(写真 松本昇大 / 文 倉石綾子)
2003年のプロ入り以来、長きに渡って全日本年間ランキング上位を死守する添田豪選手。強烈なサーブ&フォアを武器に、添田選手を猛追する内山靖崇選手。そんな二人が12月のある日、アディダスが主催するテニスイベントに出場。エキシビションマッチの前にそれぞれのトレーニング論を語り合った。早速、日本を代表するテニスプレーヤーによる対談をお届けしよう。
——まずはお二人がトレーニングで重視していることを教えてください。現在はどのようなトレーニングに取り組んでいますか?
添田 走り込みで心肺機能を高め、筋トレで筋力アップ。フィジカル全般を仕上げているところ。昔はがむしゃらにトレーニングをしていたけれど、年齢的にはベテランと言われる域に達したこともあって、質の高い練習を心がけています。
内山 テニスの場合は他の競技と比べるとシーズンが長いから、まとまったトレーニングの時間を取れないという悩みがありますよね。ツアーの合間にどれだけのトレーニングができるから、ハードな日程をこなす中でいかにフィジカルを落とさずコンディションを保つか。その辺りのバランスに苦労します。
添田 そういう意味で質の高い練習、つまりいかに集中力を保ったまま取り組めるかというのがポイントになると思う。トレーニングのメソッドも日々進化しているし、いろいろなアスリートのトレーニング論を聞くのも参考になるよね。
内山 そうですね、ツアーで一緒になった選手から有益な情報を得ることも。あとはトレーナーと相談しながら、負荷の高い走り込みや体幹トレで弱いところを地道に強化しています。
添田 僕は強化に加えて回復を意識していますね。トレーニング後のクールダウンや関節をやわらかくするトレーニングは筋トレと同じくらい重要だから。
内山 添田さんは僕より8歳年上で、僕がプロ入りする前からトップレベルを守っている。おまけにその間、大きな怪我もしていないですよね?長年、トップを維持しつつ身体のキレも保ち続けるってすごいこと。その秘訣は、そうした日頃の積み重ねなんですよね、きっと。

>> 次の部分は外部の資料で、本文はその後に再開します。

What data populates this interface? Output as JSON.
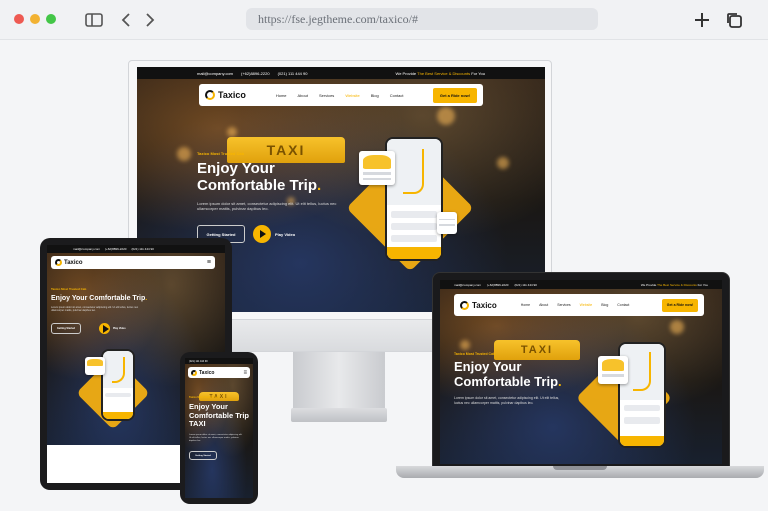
{
  "browser": {
    "url": "https://fse.jegtheme.com/taxico/#",
    "colors": {
      "close": "#ee5a52",
      "minimize": "#f2b232",
      "maximize": "#43c647"
    }
  },
  "site": {
    "brand": "Taxico",
    "accent": "#f7b500",
    "topbar": {
      "email": "mail@company.com",
      "phone1": "(+62)8896-2220",
      "phone2": "(021) 111 444 90",
      "promo_prefix": "We Provide",
      "promo_highlight": "The Best Service & Discounts",
      "promo_suffix": "For You"
    },
    "nav": {
      "items": [
        "Home",
        "About",
        "Services",
        "Website",
        "Blog",
        "Contact"
      ],
      "active": "Website",
      "cta": "Get a Ride now!"
    },
    "hero": {
      "kicker": "Taxico Most Trusted Cab",
      "title_line1": "Enjoy Your",
      "title_line2": "Comfortable Trip",
      "title_dot": ".",
      "paragraph": "Lorem ipsum dolor sit amet, consectetur adipiscing elit. Ut elit tellus, luctus nec ullamcorper mattis, pulvinar dapibus leo.",
      "button": "Getting Started",
      "play_label": "Play Video",
      "sign": "TAXI"
    }
  }
}
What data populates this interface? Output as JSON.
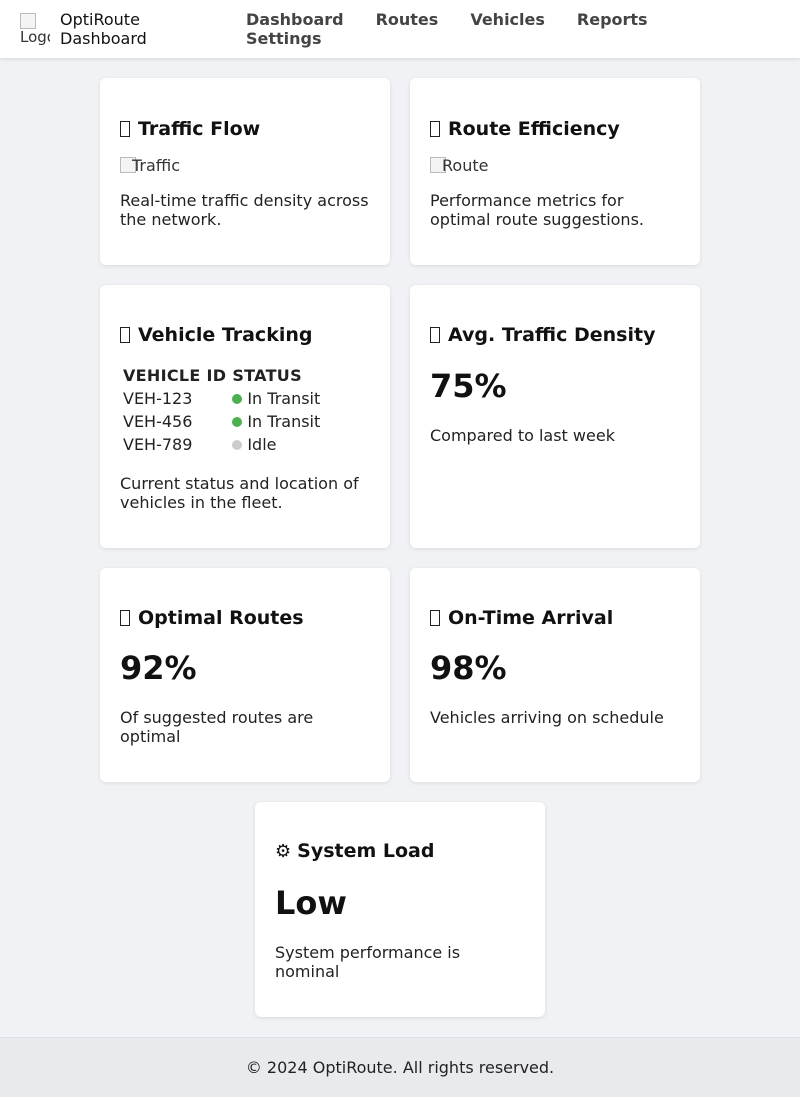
{
  "header": {
    "logo_alt": "Logo",
    "brand": "OptiRoute Dashboard",
    "nav": [
      "Dashboard",
      "Routes",
      "Vehicles",
      "Reports",
      "Settings"
    ]
  },
  "cards": {
    "traffic_flow": {
      "icon": "traffic-icon",
      "title": "Traffic Flow",
      "image_alt": "Traffic",
      "description": "Real-time traffic density across the network."
    },
    "route_efficiency": {
      "icon": "route-icon",
      "title": "Route Efficiency",
      "image_alt": "Route",
      "description": "Performance metrics for optimal route suggestions."
    },
    "vehicle_tracking": {
      "icon": "vehicle-icon",
      "title": "Vehicle Tracking",
      "columns": [
        "VEHICLE ID",
        "STATUS"
      ],
      "rows": [
        {
          "id": "VEH-123",
          "status": "In Transit",
          "color": "#4caf50"
        },
        {
          "id": "VEH-456",
          "status": "In Transit",
          "color": "#4caf50"
        },
        {
          "id": "VEH-789",
          "status": "Idle",
          "color": "#cccccc"
        }
      ],
      "description": "Current status and location of vehicles in the fleet."
    },
    "avg_density": {
      "icon": "density-icon",
      "title": "Avg. Traffic Density",
      "value": "75%",
      "description": "Compared to last week"
    },
    "optimal_routes": {
      "icon": "optimal-route-icon",
      "title": "Optimal Routes",
      "value": "92%",
      "description": "Of suggested routes are optimal"
    },
    "on_time": {
      "icon": "clock-icon",
      "title": "On-Time Arrival",
      "value": "98%",
      "description": "Vehicles arriving on schedule"
    },
    "system_load": {
      "icon": "gear-icon",
      "icon_glyph": "⚙",
      "title": "System Load",
      "value": "Low",
      "description": "System performance is nominal"
    }
  },
  "footer": {
    "text": "© 2024 OptiRoute. All rights reserved."
  }
}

——試合でベストのパフォーマンスを引き出すためにトレーニングで心がけているのはどんなことですか?
添田 勝負において最大の力を発揮するというのはつまり、日々のトレーニングの効果を持続させ、そのピークを試合に持っていくということです。年間を通して心がけているのは、自分のギリギリを見極めながら持続できるメニューを自分で組むこと。これは自分の身体と向き合うことになるのだけれど、大会前で身体が少し鈍いなというときはキレのあるトレーニングを増やす工夫をしたり、試合に勝って、疲れているけれどキレがあるなというときはトレーニングを増やさないようにしたり。
内山 そうですね、僕も試合から逆算してトレーニングを行っています。本番まで3、4日以上開くようなら強度高めに行いますが、試合が近づくにつれて強度を落として。その時々のコンディションもありますが、試合の日に自分のベストを持っていけるよう心がけています。

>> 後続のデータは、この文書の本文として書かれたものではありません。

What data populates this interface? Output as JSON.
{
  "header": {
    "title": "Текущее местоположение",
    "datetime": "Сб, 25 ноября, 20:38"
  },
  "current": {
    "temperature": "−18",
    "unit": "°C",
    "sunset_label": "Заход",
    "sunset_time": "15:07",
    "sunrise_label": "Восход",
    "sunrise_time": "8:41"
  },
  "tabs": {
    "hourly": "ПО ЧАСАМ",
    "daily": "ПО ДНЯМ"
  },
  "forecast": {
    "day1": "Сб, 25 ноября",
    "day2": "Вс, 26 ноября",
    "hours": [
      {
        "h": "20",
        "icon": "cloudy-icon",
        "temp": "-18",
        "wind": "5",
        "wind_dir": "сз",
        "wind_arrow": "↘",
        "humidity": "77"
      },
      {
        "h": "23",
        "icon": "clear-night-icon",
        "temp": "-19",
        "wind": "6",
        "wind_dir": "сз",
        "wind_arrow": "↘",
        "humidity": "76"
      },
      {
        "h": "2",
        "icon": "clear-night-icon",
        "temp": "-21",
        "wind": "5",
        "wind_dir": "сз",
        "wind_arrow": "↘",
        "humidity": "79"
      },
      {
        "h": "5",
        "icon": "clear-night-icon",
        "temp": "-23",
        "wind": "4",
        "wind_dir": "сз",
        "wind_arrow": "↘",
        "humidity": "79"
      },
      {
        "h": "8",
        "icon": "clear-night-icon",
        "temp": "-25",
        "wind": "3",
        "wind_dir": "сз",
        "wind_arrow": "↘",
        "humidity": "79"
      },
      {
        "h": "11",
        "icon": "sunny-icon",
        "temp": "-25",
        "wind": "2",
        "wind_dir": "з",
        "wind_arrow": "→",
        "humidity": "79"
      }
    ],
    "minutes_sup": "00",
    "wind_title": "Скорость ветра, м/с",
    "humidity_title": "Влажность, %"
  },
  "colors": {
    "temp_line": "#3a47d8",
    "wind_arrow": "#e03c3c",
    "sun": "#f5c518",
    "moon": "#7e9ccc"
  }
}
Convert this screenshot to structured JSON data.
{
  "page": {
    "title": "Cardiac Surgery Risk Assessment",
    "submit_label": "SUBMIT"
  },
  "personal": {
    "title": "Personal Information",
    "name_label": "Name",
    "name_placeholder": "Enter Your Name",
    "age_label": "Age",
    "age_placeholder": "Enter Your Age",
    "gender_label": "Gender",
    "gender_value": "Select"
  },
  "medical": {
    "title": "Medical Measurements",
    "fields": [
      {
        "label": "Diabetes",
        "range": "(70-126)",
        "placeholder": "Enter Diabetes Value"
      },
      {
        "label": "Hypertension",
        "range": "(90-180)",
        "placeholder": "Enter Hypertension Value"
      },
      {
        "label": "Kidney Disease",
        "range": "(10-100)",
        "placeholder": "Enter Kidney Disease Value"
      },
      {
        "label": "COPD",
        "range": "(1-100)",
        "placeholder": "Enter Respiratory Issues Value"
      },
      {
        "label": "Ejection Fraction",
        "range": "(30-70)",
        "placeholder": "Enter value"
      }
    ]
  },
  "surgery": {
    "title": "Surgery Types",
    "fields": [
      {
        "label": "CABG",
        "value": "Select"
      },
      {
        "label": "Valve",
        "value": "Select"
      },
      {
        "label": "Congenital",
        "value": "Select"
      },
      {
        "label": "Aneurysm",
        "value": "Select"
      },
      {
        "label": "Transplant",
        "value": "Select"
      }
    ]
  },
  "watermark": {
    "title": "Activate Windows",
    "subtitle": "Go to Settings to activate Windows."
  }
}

添田 内山くんは練習で追い込んだ後も、さらにもう一歩、限界までやっているな、という印象。僕は疲労が溜まってくるとついつい練習を軽めにしちゃうので、えらいなと思いますよ。
——アスリートにとっての「トレーニング」ってどんなものなのでしょう?普段、どんな気持ちでトレーニングに向き合っていますか?
添田 僕たちはテニスプレーヤーなので、あくまでもテニスが本分。でもトレーニングって、テニスの練習と同じくらい重要だと思うんですよ。それはどのスポーツにおいても言えること。1日トレーニングを怠れば確実にフィジカルは落ちますし、フィジカルをあげるのは時間がかかるくせに落ちるスピードはすさまじく速い。つまりアスリートの本懐は、いかに「フィジカルを落とさずキープするか」に尽きると思うんです。10代の頃はまだそこまでトレーニングに意識が向いていなくて、漫然とこなしていました。意識が芽生えたのは18歳くらいから。逆に20代になると、やらないと落ちる!という危機感を抱くようになったほど。

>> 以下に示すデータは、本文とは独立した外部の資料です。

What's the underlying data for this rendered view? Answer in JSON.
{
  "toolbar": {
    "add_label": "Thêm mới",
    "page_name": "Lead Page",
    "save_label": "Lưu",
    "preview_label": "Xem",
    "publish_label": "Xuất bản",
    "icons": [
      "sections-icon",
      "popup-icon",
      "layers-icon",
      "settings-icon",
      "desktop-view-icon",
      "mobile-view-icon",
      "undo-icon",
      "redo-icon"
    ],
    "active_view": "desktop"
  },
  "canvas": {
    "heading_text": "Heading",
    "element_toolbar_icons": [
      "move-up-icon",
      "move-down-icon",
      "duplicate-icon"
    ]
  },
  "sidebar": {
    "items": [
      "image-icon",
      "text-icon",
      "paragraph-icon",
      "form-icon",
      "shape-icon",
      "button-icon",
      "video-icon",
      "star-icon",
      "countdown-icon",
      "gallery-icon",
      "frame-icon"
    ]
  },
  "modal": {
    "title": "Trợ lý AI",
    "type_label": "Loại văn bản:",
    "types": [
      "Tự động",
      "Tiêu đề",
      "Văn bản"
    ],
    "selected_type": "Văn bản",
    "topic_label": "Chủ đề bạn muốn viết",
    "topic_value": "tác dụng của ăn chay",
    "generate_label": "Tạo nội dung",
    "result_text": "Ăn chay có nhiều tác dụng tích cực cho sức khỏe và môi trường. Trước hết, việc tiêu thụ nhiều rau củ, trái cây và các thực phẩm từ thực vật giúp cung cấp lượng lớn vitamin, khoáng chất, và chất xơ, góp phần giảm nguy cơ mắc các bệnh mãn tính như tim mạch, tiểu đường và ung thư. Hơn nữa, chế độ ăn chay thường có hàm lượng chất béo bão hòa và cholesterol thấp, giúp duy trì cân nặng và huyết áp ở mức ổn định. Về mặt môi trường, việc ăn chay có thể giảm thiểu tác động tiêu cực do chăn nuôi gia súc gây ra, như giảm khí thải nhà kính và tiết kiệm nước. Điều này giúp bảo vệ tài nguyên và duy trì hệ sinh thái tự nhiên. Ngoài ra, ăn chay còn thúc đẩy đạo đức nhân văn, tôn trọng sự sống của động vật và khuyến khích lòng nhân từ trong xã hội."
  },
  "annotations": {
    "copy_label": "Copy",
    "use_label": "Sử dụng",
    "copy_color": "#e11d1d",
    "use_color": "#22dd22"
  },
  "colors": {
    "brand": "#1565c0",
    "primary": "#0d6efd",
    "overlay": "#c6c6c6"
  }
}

内山 僕はテニスの練習とトレーニング、それぞれに向ける意識はそこまで変わらないんですが、トレーニングって効果を体感しづらいとは思います。おまけに、テニスに必要とされるのは地味なトレーニングが多いですし。ただ、トレーニングなしに成功はありえないというのも確かなこと。トレーニングで強いフィジカルを手に入れれば連戦に耐えられるタフさも身につく。それは選手としての息の長さにも通じると思うんです。
添田 トレーニングがハードな分、それ以外の負荷はなるべく省きたいというのが本音。だからウエアやギア選びも重要ですね。
内山 ウエアだったら軽くて着心地がいい、肌触りがいいもの。とにかく余計なストレスにならないものがいいです。それから冬は暖かいインナーも重要。怪我の防止になりますから。
添田 それに加えて動きを妨げないもの。身体にフィットして、でも引っかからない。テニスはひねったり肩周りを動かしたり、意外に動きが大きいんです。とにかくスムーズに動けるものがいいな。
内山 あとは身につけた時にモチベーションになってくれるようなデザインも。やっぱり見た目の良さは大事ですよ。
——最後に2017年の目標を教えてください。
添田 2016年後半は身体にキレがあって調子も良かったんです。ですから、その状態を維持するために何をやってきたのか、そこに至るまでのプロセスを振り返りながら緻密にトレーニングやコンディショニングの内容を詰めていきたいですね。目標はもちろん、2016年の成績を超えること。自分の限界値をさらに高めてレベルを上げていけるよう、日々チャレンジしていきたいと思っています。
内山 目標は、まずはグランドスラム本戦。そのために世界ランクを上げていかないと。まずは何戦も戦い続けられる強いフィジカルとメンタルが必要だなと思っています。トレーニング、そして練習。積み重ねが自分を強くしてくれる、そういう実感を伴う毎日が自信につながると信じています。